With a generic model with generic capabilities, the problem remains: how do we adapt it so that a user of our software can use it to run their business?
Breaking Down a User Prompt
Once a user enters a prompt in the chat interface, Realm-X uses an agent paradigm to break it into manageable subtasks handled by more specialized components. To break down the prompt into more manageable subtasks, the agent is provided with:
A description of the domain and the task it has to complete, along with general guidelines
Conversation history
Dynamically retrieved examples of how to execute a given task and,
A list of tools
A description of the task and the conversation history defines the agent's environment. It allows users to refine or follow up on previous prompts without repeating themselves. Because we provide the agent with a set of known scenarios, the agent can retrieve the ones most relevant to the current situation – improving reliability without polluting the prompt with irrelevant information.
The agent must call relevant tools, interpret their output, and decide the next step until the user query is fulfilled. Tools encapsulate specific subtasks like data retrieval, action execution, or even other agents. They are vital because they allow us to focus on a subset of the domain without overloading the primary prompt. Additionally, they allow us to parallelize the development process, separate concerns, and isolate different parts of the system. We allow the agent to select tools and generate their input - and tools can even be dynamically composed – such that the output of a tool can be the input for the next.
Generally, a tool returns:
Structured data to be rendered in the UI
Machine-readable data to be used for automation tasks
A string that summarizes the result to be interpreted by the main agent (and added to the conversation history)
Realm-X in Action
Let’s look at an example of tools in action through two requests Realm-X receives via a single, natural language prompt. A more in-depth analysis of tools will be explored in later posts. The prompt asks Realm-X to 1. Gather a list of residents at their property, The Palms, and 2. Invite the residents via text to a community barbecue on Saturday at 11 AM.

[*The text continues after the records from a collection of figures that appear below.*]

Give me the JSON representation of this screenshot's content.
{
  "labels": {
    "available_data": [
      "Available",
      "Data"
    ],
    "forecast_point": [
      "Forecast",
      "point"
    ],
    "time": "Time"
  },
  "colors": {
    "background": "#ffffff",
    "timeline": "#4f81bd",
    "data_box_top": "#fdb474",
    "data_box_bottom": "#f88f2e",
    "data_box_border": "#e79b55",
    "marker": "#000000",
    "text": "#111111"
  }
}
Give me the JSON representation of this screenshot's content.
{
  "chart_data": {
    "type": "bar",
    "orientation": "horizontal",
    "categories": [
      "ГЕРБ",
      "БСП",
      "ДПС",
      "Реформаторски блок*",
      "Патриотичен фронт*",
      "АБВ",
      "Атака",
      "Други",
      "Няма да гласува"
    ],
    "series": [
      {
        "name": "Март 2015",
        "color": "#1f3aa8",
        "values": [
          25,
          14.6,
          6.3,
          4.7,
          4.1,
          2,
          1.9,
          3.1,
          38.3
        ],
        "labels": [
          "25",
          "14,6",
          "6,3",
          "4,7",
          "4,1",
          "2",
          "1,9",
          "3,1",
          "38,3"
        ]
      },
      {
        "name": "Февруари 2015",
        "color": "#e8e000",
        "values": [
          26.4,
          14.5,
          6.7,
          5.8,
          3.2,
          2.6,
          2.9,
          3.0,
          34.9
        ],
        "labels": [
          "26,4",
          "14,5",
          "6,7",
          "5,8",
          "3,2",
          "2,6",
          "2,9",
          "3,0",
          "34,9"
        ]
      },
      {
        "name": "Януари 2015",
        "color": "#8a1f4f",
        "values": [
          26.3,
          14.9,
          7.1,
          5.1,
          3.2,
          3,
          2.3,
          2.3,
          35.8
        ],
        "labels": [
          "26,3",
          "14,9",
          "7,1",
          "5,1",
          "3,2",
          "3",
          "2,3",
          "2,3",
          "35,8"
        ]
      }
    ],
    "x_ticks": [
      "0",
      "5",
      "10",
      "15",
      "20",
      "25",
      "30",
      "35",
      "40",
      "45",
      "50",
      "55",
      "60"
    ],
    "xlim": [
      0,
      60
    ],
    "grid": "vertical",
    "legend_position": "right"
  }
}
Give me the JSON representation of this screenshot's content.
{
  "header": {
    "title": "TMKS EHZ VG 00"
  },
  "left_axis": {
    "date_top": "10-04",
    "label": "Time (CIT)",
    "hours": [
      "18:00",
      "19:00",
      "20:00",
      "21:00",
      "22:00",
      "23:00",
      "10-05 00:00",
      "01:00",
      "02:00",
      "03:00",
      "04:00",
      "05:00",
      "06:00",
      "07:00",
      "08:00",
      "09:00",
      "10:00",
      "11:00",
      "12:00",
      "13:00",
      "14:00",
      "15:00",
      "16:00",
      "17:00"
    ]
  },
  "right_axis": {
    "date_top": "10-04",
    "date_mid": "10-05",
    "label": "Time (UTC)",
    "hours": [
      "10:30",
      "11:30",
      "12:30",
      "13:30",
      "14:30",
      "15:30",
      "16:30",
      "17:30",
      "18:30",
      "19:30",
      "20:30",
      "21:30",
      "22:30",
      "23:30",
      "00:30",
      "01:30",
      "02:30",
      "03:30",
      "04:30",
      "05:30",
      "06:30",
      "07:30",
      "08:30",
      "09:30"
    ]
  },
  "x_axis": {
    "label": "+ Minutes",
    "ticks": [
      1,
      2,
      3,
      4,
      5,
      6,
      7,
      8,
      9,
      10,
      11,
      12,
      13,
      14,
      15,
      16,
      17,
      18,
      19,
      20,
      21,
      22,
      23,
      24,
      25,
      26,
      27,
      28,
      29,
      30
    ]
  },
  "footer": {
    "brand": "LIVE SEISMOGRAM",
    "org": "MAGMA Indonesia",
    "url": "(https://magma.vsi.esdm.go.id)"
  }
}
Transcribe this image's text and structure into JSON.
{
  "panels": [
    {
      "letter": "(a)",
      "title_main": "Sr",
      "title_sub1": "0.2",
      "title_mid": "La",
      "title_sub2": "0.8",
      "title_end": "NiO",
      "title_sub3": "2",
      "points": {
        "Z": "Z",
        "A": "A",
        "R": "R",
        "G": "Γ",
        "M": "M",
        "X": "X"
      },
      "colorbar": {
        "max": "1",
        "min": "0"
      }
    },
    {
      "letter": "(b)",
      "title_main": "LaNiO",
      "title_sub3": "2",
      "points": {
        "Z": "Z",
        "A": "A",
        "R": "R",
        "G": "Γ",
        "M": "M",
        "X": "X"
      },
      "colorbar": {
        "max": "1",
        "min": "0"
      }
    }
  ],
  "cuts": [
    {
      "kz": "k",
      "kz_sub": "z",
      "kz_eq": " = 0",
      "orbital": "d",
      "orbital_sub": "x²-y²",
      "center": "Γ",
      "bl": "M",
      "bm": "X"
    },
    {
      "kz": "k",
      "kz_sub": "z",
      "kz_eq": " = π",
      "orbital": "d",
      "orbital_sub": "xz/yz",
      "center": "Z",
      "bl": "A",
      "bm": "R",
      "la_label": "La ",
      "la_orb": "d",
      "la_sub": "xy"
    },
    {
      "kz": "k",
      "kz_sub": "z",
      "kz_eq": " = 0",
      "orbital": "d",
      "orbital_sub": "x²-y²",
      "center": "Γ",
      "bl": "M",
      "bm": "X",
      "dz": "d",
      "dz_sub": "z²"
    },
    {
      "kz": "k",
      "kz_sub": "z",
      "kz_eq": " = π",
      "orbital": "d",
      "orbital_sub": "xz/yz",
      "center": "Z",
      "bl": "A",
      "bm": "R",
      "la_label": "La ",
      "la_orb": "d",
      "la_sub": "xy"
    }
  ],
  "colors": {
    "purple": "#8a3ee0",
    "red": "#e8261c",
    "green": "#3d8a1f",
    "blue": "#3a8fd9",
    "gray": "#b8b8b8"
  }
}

Realm-X returns a draft bulk message
A user can manually update the message or refine it with follow-up prompts
Recipients are pre-populated
While not displayed above, placeholders can be added to personalize each message
This allows users to quickly create bulk communication, where the reports and content can be customized to many situations relevant to running their business. We aim to expand the capabilities to cover all actions that can be performed inside APM, from sending renewal offers to scheduling inspections. The next step is combining business intelligence and task execution with automation. Our users can put parts of their business on auto-pilot, allowing them to focus their time and energy on building relationships and improving the resident experience rather than on repetitive busy work.
The Road Ahead
Integration of LLMs represents a shift in how we develop software. For one, we don’t have to build custom forms and reports for every use case but can dynamically compose the building blocks. With some creativity, users can even compose workflows we haven’t considered ourselves. We also learned that LLMs are an impartial check on our data and API models – if a model can’t reason its way through, a non-expert human (developer) will also have a hard time. All future APIs must be modeled with an LLM as a consumer in mind, requiring good parameter names, descriptions, and structures representing the entities in our system.
This post only scratches what we can do with this exciting technology. We will follow up with more details surrounding the engineering challenges we encountered and provide a more detailed view into the architectural choices, user experience, testing and evaluation, accuracy, and safety.